I've been thinking a lot about Karl Bath’s essay “The Strange New World within the Bible.” I've been thinking about this whole notion of unleashing our ideas of God, Jesus, and the Bible.
You see, by reducing the Bibles to a source of propositions we have chained God. In his essay Barth talks about how we can find most anything we want in the Bible. If we look for history, it is there. If we look for morality, it is there. If we look for religion, it is there. If we seek to defend a certain from of religion, or worship, or whatever, we can find the ammunition to arm ourselves with all the propositional firepower we need to defend our position and defeat all other positions (except, of course, they too have armed themselves and fight just as sure of their version of the truth as we are). The point for Barth is there is something more contained in the Bible. The problem is, in Barth words, “we measure God with our own measure, we conceive God with our own conceptions, we wished ourselves a God according to our own wishes.”
Personally I think that is the great flaw of many fundamentalist movements of the church—especially here in
Here’s where Barth really helps.
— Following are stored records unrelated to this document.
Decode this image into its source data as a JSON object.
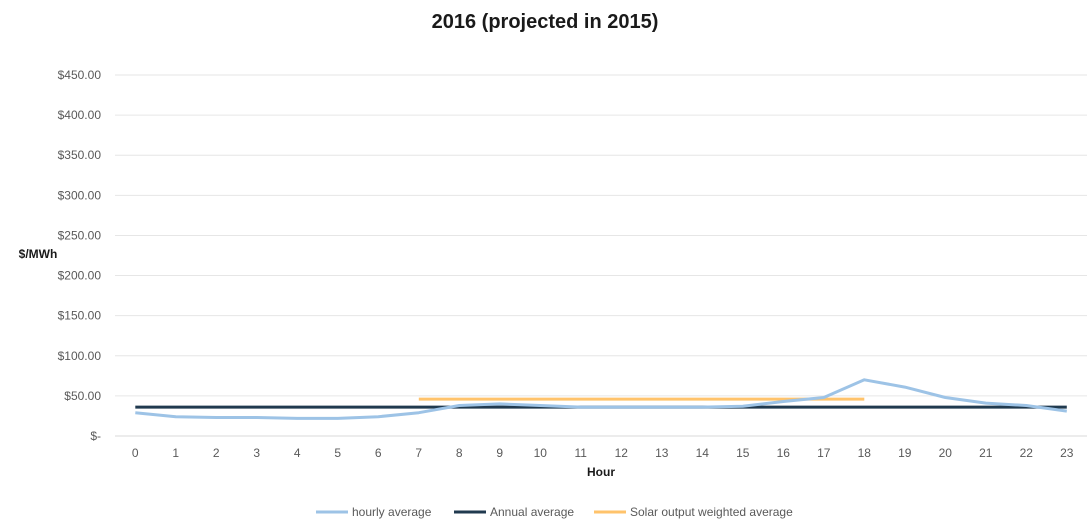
{
  "chart_data": {
    "type": "line",
    "title": "2016 (projected in 2015)",
    "xlabel": "Hour",
    "ylabel": "$/MWh",
    "x": [
      0,
      1,
      2,
      3,
      4,
      5,
      6,
      7,
      8,
      9,
      10,
      11,
      12,
      13,
      14,
      15,
      16,
      17,
      18,
      19,
      20,
      21,
      22,
      23
    ],
    "x_tick_labels": [
      "0",
      "1",
      "2",
      "3",
      "4",
      "5",
      "6",
      "7",
      "8",
      "9",
      "10",
      "11",
      "12",
      "13",
      "14",
      "15",
      "16",
      "17",
      "18",
      "19",
      "20",
      "21",
      "22",
      "23"
    ],
    "ylim": [
      0,
      450
    ],
    "y_ticks": [
      0,
      50,
      100,
      150,
      200,
      250,
      300,
      350,
      400,
      450
    ],
    "y_tick_labels": [
      "$-",
      "$50.00",
      "$100.00",
      "$150.00",
      "$200.00",
      "$250.00",
      "$300.00",
      "$350.00",
      "$400.00",
      "$450.00"
    ],
    "grid": true,
    "legend_position": "bottom",
    "series": [
      {
        "name": "hourly average",
        "color": "#9dc3e6",
        "x": [
          0,
          1,
          2,
          3,
          4,
          5,
          6,
          7,
          8,
          9,
          10,
          11,
          12,
          13,
          14,
          15,
          16,
          17,
          18,
          19,
          20,
          21,
          22,
          23
        ],
        "values": [
          29,
          24,
          23,
          23,
          22,
          22,
          24,
          29,
          38,
          40,
          38,
          36,
          36,
          36,
          36,
          37,
          43,
          48,
          70,
          61,
          48,
          41,
          38,
          31
        ]
      },
      {
        "name": "Annual average",
        "color": "#203a4f",
        "x": [
          0,
          23
        ],
        "values": [
          36,
          36
        ]
      },
      {
        "name": "Solar output weighted average",
        "color": "#ffc36b",
        "x": [
          7,
          18
        ],
        "values": [
          46,
          46
        ]
      }
    ]
  }
}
In a brilliant piece from his essay, Barth says:
It is not the right human though about God which forms the content of the Bible, but the right divine thoughts about men. The Bible tells us not how we should talk with God but what he says to us; not how we find the way to him, but how he has sought and found the way to us; not the right relation in which we must place ourselves to him, but the covenant which he has make with all who are Abraham’s spiritual children and which he has sealed once and for all in Jesus Christ.
When we forget that it all begins and ends with God, we begin to tame the wildness of God. When we begin to think that it is how we think about God that is important and not how God thinks about us, we begin to develop an itch and go looking for someone to scratch it (maybe that’s why there’s so much church hopping in our modern world). When we begin to think that we need to find a way to God, and loose sight of the fact that it is God who has already made a way toward us, we drift away from grace. When we begin to think that somehow our faith (and ultimately our salvation) is synergistic, we have caged God, putting God on display in our churches.